The decision panel will include Morag and Helen, representatives from the City Office, The Social Justice Project and the University of Bristol.

There will be opportunities to meet and discuss potential projects with Helen and Morag at several clinics, running during October 2019. More details can be found here.

Please send all completed applications to: city-fellowships-uob@bristol.ac.uk

Closing date: Friday 1st  November 2019, 12 noon

Awards announced: December 2020. We envisage the fellowships will run between January 2020 and December 2022

This programme has been made possible with the support of the Economic and Social Research Council (ESRC) Impact Acceleration Account.

Eligibility criteria

  1. Practitioners/activists from community organisations or other civil society organisations in the City of Bristol, or a motivated individual/activist (this could include community or employee owned businesses). NB it will not be possible to support individuals currently in statutory paid roles financially (we may be able to provide some support for teachers).
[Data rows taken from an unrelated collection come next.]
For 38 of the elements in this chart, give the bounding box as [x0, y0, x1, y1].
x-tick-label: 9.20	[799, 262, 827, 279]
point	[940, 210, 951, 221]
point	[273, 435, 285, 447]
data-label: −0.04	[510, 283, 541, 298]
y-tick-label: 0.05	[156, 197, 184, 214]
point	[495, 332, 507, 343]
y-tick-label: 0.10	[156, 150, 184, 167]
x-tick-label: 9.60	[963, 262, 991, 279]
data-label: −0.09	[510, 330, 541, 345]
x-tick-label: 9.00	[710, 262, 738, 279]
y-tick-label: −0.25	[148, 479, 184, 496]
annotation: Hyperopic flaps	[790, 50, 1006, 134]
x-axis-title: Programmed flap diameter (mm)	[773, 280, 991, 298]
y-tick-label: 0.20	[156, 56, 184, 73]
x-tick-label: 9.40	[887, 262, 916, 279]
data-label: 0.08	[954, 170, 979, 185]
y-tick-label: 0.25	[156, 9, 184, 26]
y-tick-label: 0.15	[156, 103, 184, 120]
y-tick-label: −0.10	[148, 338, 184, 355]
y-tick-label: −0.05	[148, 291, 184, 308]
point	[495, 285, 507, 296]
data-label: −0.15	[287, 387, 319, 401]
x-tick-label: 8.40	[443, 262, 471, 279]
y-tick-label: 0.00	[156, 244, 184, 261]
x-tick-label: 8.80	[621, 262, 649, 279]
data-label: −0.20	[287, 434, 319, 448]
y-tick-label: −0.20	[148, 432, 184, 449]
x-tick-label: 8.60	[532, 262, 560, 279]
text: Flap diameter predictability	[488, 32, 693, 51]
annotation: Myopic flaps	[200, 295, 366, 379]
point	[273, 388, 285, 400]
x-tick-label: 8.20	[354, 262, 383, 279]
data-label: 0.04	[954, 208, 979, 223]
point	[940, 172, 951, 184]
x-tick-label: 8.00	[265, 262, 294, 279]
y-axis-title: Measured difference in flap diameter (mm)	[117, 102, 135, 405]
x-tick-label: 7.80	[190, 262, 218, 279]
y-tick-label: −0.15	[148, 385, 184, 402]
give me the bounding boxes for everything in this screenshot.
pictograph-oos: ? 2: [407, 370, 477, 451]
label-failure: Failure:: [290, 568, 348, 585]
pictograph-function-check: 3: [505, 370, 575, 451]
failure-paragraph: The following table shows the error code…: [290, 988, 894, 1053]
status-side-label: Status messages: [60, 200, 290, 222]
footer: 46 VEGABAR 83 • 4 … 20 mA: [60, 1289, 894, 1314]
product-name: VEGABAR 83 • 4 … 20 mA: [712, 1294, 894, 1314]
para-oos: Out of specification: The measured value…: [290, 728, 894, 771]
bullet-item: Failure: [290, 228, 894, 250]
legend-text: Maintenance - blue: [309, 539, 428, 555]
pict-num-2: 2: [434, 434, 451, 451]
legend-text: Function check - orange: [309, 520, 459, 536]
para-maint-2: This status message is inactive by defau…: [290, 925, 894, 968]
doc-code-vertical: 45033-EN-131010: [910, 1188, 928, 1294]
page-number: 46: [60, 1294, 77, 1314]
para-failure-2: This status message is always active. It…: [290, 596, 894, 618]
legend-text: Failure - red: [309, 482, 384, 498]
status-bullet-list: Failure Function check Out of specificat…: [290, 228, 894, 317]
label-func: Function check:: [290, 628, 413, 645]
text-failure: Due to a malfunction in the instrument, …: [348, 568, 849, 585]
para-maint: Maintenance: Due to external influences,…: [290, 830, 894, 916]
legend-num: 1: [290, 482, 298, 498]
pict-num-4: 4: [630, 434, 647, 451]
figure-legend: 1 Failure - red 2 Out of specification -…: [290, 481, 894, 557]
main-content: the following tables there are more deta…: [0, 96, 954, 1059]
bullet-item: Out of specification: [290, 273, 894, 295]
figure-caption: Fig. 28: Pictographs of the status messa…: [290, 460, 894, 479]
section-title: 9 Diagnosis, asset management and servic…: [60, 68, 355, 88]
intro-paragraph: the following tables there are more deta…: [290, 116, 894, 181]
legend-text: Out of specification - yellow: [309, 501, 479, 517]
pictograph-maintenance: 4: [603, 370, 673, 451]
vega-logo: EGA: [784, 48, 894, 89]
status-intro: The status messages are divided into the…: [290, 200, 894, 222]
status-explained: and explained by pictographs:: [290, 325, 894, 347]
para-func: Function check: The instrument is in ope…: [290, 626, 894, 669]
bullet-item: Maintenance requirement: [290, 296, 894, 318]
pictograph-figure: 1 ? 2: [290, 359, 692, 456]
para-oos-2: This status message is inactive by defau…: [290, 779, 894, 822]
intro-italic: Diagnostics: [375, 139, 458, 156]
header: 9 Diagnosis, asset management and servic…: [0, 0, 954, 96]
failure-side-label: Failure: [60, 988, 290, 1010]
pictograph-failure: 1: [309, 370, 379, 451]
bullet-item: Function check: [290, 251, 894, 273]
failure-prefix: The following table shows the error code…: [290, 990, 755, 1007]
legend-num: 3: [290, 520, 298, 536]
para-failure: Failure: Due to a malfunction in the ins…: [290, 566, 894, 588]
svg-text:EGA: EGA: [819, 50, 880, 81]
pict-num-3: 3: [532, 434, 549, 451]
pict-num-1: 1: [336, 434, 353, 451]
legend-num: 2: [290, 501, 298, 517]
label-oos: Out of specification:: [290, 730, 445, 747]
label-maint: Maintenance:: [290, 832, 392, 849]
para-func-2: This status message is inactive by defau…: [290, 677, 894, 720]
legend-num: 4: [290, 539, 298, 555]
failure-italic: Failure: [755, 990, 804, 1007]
However, you are welcome to apply if you have agreement from your employee to support your release to work with us on this
  2. Early Career Academics, with an interest in collaborative and interdisciplinary research, on any Pathway at the University of Bristol from across disciplines are welcome to apply. An ECR here is understood as being within 8 years of PhD completion (or more than this if you have had periods away from academia- if this is the case please explain in your application). You will need the permission of your line

For both categories, you must demonstrate that you have an established city network that you can draw on/engage.